Players with three years of MLB service time have the ability to go to arbitration for their yearly salary for the following three years. In those three years the players normally receive an increase in pay after every year and if the two parties cannot agree to a number, they will take their own figures to arbitration.

This year the Nationals have three players that can go into arbitration. Josh Bell is going into his second year of arbitration while Trea Turner is going into his third and Juan Soto is going into his first. Soto and Turner both will receive four years of arbitration as they both qualified as Super 2 players.

This means that they had very close to the three years of service time needed and met the MLBs Super 2 qualifications. Normally the calculations for salary are pretty clear and teams and players can go up and down from there. However, this year teams had to deal with how a 60 game season would factor into those calculations.



Any other year Juan Soto would have certainly broken the record for highest year one arbitration deal, but now having to deal with new calculations could keep Cody Bellingers 11.5 million dollar record safe.

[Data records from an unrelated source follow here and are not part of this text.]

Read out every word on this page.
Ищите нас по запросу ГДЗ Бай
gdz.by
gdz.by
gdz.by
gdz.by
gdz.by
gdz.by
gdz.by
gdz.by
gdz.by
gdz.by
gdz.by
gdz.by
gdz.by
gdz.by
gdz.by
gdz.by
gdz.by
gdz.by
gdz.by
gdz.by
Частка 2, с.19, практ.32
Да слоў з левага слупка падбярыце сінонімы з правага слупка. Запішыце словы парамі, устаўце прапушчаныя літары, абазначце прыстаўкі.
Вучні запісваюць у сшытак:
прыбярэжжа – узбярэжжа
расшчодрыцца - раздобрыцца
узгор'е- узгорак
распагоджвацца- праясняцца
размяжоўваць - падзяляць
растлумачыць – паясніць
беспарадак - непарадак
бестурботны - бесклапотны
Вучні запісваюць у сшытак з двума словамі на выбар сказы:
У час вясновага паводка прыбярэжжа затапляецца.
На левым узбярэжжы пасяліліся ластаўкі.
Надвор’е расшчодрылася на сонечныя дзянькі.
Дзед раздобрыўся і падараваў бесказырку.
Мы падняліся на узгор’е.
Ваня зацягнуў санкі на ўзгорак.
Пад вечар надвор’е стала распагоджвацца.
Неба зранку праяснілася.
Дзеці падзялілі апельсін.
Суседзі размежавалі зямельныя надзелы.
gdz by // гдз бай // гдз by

MLB Trade Rumors calculated arbitration projections in three ways this year.

Those three methods are calculations based purely on a 60 game season, calculations based on if all counting stats were extrapolated out to a 162 game season and for players not going into the first arbitration a calculation that gives them a 37% raise based on playing 37% of the previous season.

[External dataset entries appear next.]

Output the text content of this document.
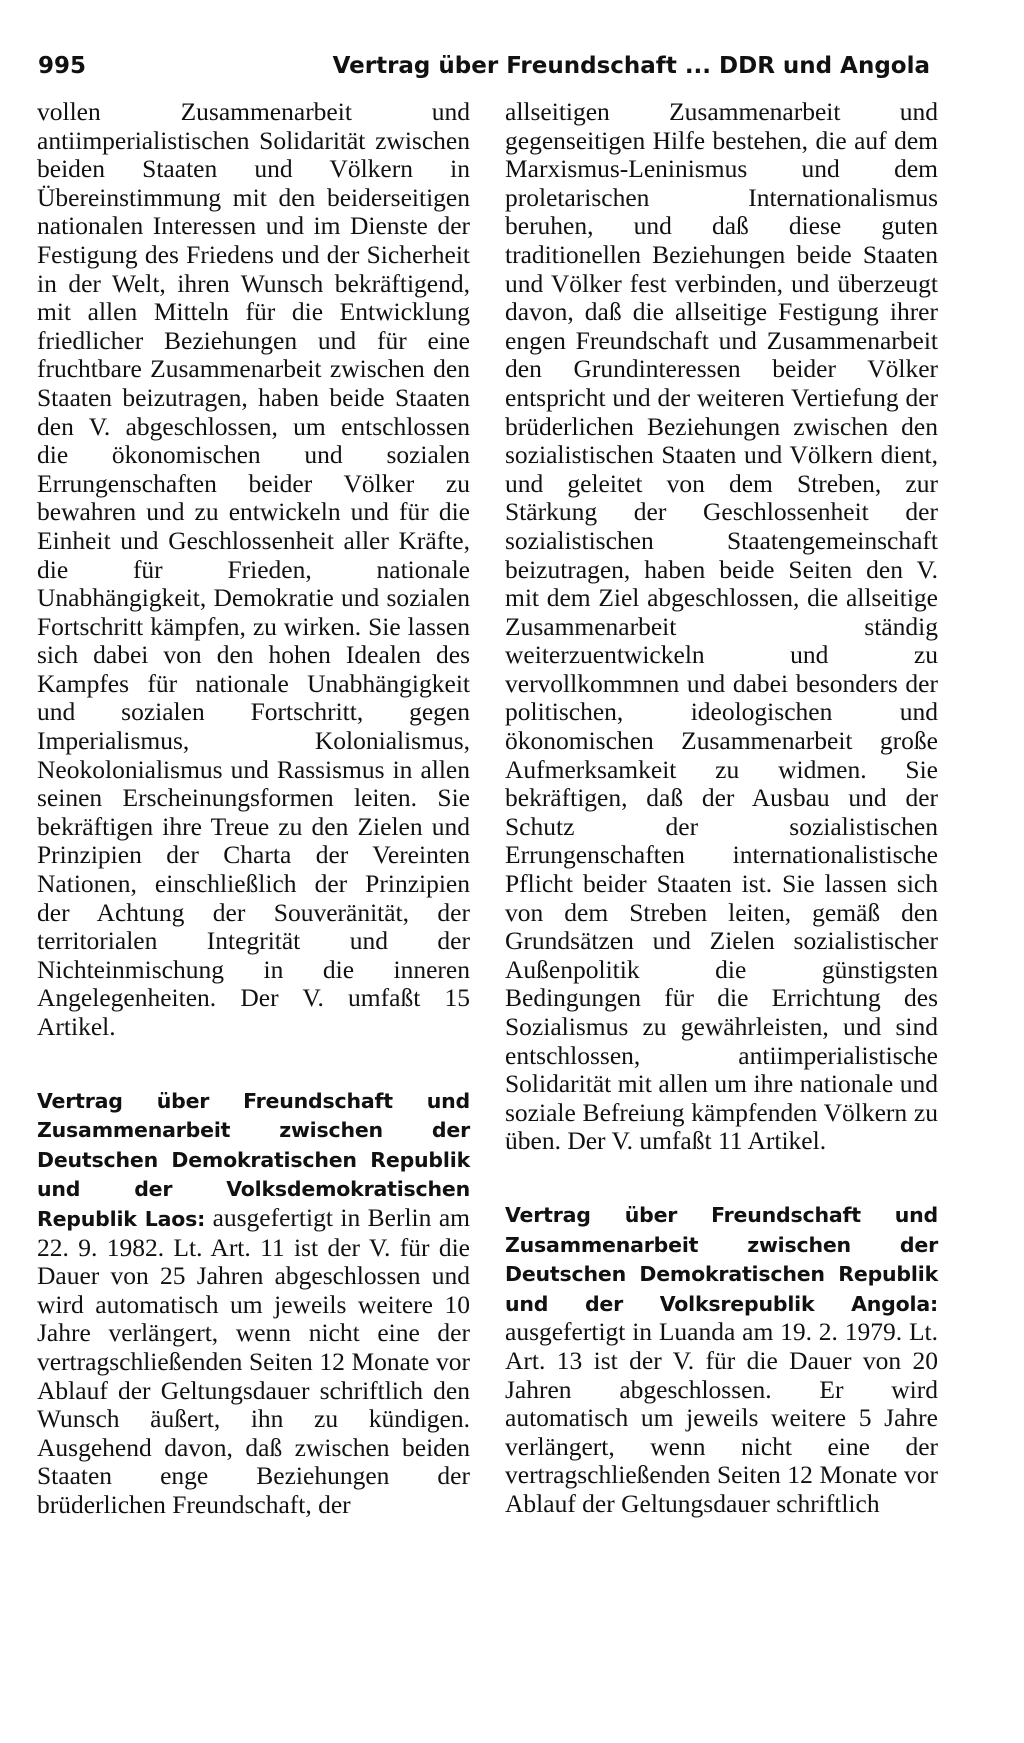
995	Vertrag über Freundschaft ... DDR und Angola

vollen Zusammenarbeit und antiimperialistischen Solidarität zwischen beiden Staaten und Völkern in Übereinstimmung mit den beiderseitigen nationalen Interessen und im Dienste der Festigung des Friedens und der Sicherheit in der Welt, ihren Wunsch bekräftigend, mit allen Mitteln für die Entwicklung friedlicher Beziehungen und für eine fruchtbare Zusammenarbeit zwischen den Staaten beizutragen, haben beide Staaten den V. abgeschlossen, um entschlossen die ökonomischen und sozialen Errungenschaften beider Völker zu bewahren und zu entwickeln und für die Einheit und Geschlossenheit aller Kräfte, die für Frieden, nationale Unabhängigkeit, Demokratie und sozialen Fortschritt kämpfen, zu wirken. Sie lassen sich dabei von den hohen Idealen des Kampfes für nationale Unabhängigkeit und sozialen Fortschritt, gegen Imperialismus, Kolonialismus, Neokolonialismus und Rassismus in allen seinen Erscheinungsformen leiten. Sie bekräftigen ihre Treue zu den Zielen und Prinzipien der Charta der Vereinten Nationen, einschließlich der Prinzipien der Achtung der Souveränität, der territorialen Integrität und der Nichteinmischung in die inneren Angelegenheiten. Der V. umfaßt 15 Artikel.

Vertrag über Freundschaft und Zusammenarbeit zwischen der Deutschen Demokratischen Republik und der Volksdemokratischen Republik Laos: ausgefertigt in Berlin am 22. 9. 1982. Lt. Art. 11 ist der V. für die Dauer von 25 Jahren abgeschlossen und wird automatisch um jeweils weitere 10 Jahre verlängert, wenn nicht eine der vertragschließenden Seiten 12 Monate vor Ablauf der Geltungsdauer schriftlich den Wunsch äußert, ihn zu kündigen. Ausgehend davon, daß zwischen beiden Staaten enge Beziehungen der brüderlichen Freundschaft, der

allseitigen Zusammenarbeit und gegenseitigen Hilfe bestehen, die auf dem Marxismus-Leninismus und dem proletarischen Internationalismus beruhen, und daß diese guten traditionellen Beziehungen beide Staaten und Völker fest verbinden, und überzeugt davon, daß die allseitige Festigung ihrer engen Freundschaft und Zusammenarbeit den Grundinteressen beider Völker entspricht und der weiteren Vertiefung der brüderlichen Beziehungen zwischen den sozialistischen Staaten und Völkern dient, und geleitet von dem Streben, zur Stärkung der Geschlossenheit der sozialistischen Staatengemeinschaft beizutragen, haben beide Seiten den V. mit dem Ziel abgeschlossen, die allseitige Zusammenarbeit ständig weiterzuentwickeln und zu vervollkommnen und dabei besonders der politischen, ideologischen und ökonomischen Zusammenarbeit große Aufmerksamkeit zu widmen. Sie bekräftigen, daß der Ausbau und der Schutz der sozialistischen Errungenschaften internationalistische Pflicht beider Staaten ist. Sie lassen sich von dem Streben leiten, gemäß den Grundsätzen und Zielen sozialistischer Außenpolitik die günstigsten Bedingungen für die Errichtung des Sozialismus zu gewährleisten, und sind entschlossen, antiimperialistische Solidarität mit allen um ihre nationale und soziale Befreiung kämpfenden Völkern zu üben. Der V. umfaßt 11 Artikel.

Vertrag über Freundschaft und Zusammenarbeit zwischen der Deutschen Demokratischen Republik und der Volksrepublik Angola: ausgefertigt in Luanda am 19. 2. 1979. Lt. Art. 13 ist der V. für die Dauer von 20 Jahren abgeschlossen. Er wird automatisch um jeweils weitere 5 Jahre verlängert, wenn nicht eine der vertragschließenden Seiten 12 Monate vor Ablauf der Geltungsdauer schriftlich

Josh Bell’s numbers according to MLBTR for those three projections were $5.1MM / $7.2MM / $5.7MM. Bell agreed with the Nationals at $6.35 Million. This is good news for both Josh and the team as they were able to find some common ground in between those calculations.

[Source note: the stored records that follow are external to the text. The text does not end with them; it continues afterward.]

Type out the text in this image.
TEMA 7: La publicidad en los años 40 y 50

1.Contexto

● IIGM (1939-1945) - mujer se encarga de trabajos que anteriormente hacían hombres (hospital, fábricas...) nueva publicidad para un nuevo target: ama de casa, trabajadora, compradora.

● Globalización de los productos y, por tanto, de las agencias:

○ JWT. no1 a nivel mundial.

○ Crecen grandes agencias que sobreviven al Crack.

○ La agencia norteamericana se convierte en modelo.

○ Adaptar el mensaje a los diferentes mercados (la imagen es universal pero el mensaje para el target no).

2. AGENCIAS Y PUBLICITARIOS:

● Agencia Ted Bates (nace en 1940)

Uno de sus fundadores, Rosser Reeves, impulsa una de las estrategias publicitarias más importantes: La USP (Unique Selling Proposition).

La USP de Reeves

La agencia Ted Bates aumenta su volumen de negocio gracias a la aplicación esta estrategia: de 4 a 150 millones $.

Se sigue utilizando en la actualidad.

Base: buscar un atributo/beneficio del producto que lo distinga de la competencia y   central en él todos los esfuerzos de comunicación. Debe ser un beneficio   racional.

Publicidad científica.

According to MLBTRs calculations Trea Turner is expected to receive the highest arbitration amount for the Nationals this year. Their three projections for him were $9.4MM / $16.6MM / $10.8MM and he settled with the Nationals at 13 million. Again settling in between the first two numbers. Hopefully these talks will continue and lead to an extension.

Finally, Juan Soto who is entering his first arbitration year was expected to receive either 4.5 or 8.5 million dollars based on MLBTRs calculations. He settled right at 8.5 million and that’s it, all three of the big Nats that were eligible are locked up.